As the vaccine-pricing debate (here and here) continues to rage, there is an unfolding vaccine discrimination in rural India. The need for Aadhaar documentation, a contested issue over the years, in order to register on CoWin, coupled with the Centre’s response to the Supreme Court that people without digital access can take the “help of friends”, renders the entire vaccination drive the very opposite of inclusive.
Missing In Action: Frontline Health Workers
“If the ASHAs (Accredited Social Health Activists, the frontline workers of the public rural healthcare system) go door to door telling people about what to do if you’re ill, then perhaps people might get it and understand that the coronavirus pandemic is real,” said Lalita Devi.

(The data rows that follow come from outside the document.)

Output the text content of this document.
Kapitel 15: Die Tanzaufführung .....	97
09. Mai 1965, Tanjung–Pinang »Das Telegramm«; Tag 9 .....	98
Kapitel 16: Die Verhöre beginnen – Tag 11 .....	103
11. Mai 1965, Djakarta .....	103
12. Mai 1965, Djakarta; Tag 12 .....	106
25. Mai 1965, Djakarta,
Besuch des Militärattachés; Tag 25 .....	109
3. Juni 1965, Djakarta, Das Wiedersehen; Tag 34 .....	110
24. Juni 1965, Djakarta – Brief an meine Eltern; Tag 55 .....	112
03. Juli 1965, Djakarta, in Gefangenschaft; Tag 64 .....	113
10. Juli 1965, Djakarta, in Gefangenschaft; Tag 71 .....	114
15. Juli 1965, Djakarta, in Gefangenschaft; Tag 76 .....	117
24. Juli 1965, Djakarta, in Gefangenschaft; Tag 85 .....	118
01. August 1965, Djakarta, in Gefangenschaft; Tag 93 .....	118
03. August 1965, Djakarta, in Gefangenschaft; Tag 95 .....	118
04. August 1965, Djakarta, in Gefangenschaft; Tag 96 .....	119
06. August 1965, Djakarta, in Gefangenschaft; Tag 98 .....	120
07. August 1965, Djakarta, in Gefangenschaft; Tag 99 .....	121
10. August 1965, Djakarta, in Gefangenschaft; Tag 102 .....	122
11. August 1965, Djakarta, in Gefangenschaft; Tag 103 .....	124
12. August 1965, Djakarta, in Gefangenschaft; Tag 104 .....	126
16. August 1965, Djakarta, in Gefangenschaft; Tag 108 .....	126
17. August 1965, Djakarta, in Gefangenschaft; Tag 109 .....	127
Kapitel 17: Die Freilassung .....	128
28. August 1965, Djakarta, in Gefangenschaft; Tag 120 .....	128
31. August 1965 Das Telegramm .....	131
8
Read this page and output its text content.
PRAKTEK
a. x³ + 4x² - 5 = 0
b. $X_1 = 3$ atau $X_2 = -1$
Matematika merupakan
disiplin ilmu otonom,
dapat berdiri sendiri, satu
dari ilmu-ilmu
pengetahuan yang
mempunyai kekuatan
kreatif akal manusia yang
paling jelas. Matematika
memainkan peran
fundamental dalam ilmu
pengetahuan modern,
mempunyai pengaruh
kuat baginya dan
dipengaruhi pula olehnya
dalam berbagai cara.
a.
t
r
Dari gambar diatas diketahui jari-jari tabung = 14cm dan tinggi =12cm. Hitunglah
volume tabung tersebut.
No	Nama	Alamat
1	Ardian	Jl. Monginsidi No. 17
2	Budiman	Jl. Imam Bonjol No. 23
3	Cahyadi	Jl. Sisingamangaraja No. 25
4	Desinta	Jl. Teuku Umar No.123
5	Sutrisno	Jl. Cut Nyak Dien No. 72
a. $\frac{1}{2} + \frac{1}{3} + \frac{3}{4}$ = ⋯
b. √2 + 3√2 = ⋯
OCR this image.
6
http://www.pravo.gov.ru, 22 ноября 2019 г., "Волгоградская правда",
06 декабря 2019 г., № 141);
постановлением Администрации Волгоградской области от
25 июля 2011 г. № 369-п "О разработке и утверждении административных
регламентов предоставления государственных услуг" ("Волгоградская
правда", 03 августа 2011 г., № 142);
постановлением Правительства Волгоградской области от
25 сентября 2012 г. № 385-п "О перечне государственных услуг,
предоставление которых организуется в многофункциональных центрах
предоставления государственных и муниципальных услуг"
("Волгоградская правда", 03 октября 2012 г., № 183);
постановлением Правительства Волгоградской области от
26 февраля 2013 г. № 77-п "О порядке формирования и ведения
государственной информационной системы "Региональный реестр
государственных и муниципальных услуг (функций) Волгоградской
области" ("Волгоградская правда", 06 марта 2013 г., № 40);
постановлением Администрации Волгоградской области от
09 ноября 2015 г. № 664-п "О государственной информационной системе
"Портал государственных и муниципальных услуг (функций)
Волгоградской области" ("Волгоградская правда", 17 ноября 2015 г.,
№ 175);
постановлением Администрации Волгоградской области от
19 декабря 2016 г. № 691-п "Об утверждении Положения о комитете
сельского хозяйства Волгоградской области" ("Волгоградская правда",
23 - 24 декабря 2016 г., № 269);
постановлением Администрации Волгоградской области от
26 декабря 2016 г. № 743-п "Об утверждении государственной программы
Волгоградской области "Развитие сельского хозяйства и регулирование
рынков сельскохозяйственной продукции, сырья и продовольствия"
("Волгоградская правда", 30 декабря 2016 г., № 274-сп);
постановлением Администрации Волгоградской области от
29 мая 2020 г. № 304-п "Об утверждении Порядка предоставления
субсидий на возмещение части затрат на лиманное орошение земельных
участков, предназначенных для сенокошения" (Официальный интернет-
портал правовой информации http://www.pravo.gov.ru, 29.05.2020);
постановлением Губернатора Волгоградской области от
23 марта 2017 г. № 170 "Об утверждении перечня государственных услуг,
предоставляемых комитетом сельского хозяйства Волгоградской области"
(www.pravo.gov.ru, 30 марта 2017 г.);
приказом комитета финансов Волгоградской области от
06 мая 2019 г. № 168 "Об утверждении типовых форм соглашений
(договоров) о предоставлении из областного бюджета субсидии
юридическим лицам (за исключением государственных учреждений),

ASHA workers, whose job includes creating awareness, appear to be missing on the ground in rural UP. In states such as Odisha, frontline workers and rozgar sahayaks (employment guarantee assistants), identified and tracked potential cases after recent reverse migrations and the Kumbh Mela.
In UP, no such mandates have been issued at the block level, according to KL’s reporters, even as the state’s top politicians, including the chief minister, tested positive for COVID.
After recovery, Adityanath issued directives for oximeters and thermal scanners for staff at gaushalas (cow shelters) and maintained there was no scarcity of supplies in his state, despite reportage to the contrary and protests from his own party colleagues and fellow ministers, many of whom have lost family.
Adityanath also ordered a clampdown against pleas for medical assistance.
In Jahaddipur and surrounding villages, Lalita found that many ASHA workers had switched off their phones. “Perhaps they are ill themselves,” she said. “They are frightened and know only too well that real medical help is at least 20 km away—and that’s in the best-case scenario.”
Many frontline workers remain scarred from last year’s experience when they were ordered to track cases, particularly in homes where family members had returned from towns and cities.
“When we go to get the details of anyone who has come from outside of the village, people get aggressive,” Kusum, an ASHA Sangini from Khiriya Latkanju in Lalitpur, said in a video. “Some abuse us and even beat us.”
By not using the ASHAs, who are regarded by most as reliable last-mile health sources, UP has lost out on a crucial link to successful vaccination drives of the past, such as polio.
Awareness drives do exist, such as the vaccine-centric-monologue that has taken the place of our caller tunes (‘Be sure to get vaccinated when it’s your turn’).
But these drives fail to address the misconceptions and ignorance evident in last-mile UP. This is why in infection-ridden villages, we witnessed used personal-protection kits discarded in Banda, bang in the middle of a residential mohalla.
(Based on reporting and field work by Khabar Lahariya, a network of women rural reporters in Uttar Pradesh. Pooja Pande is head of strategy, Chambal Media, the parent company.)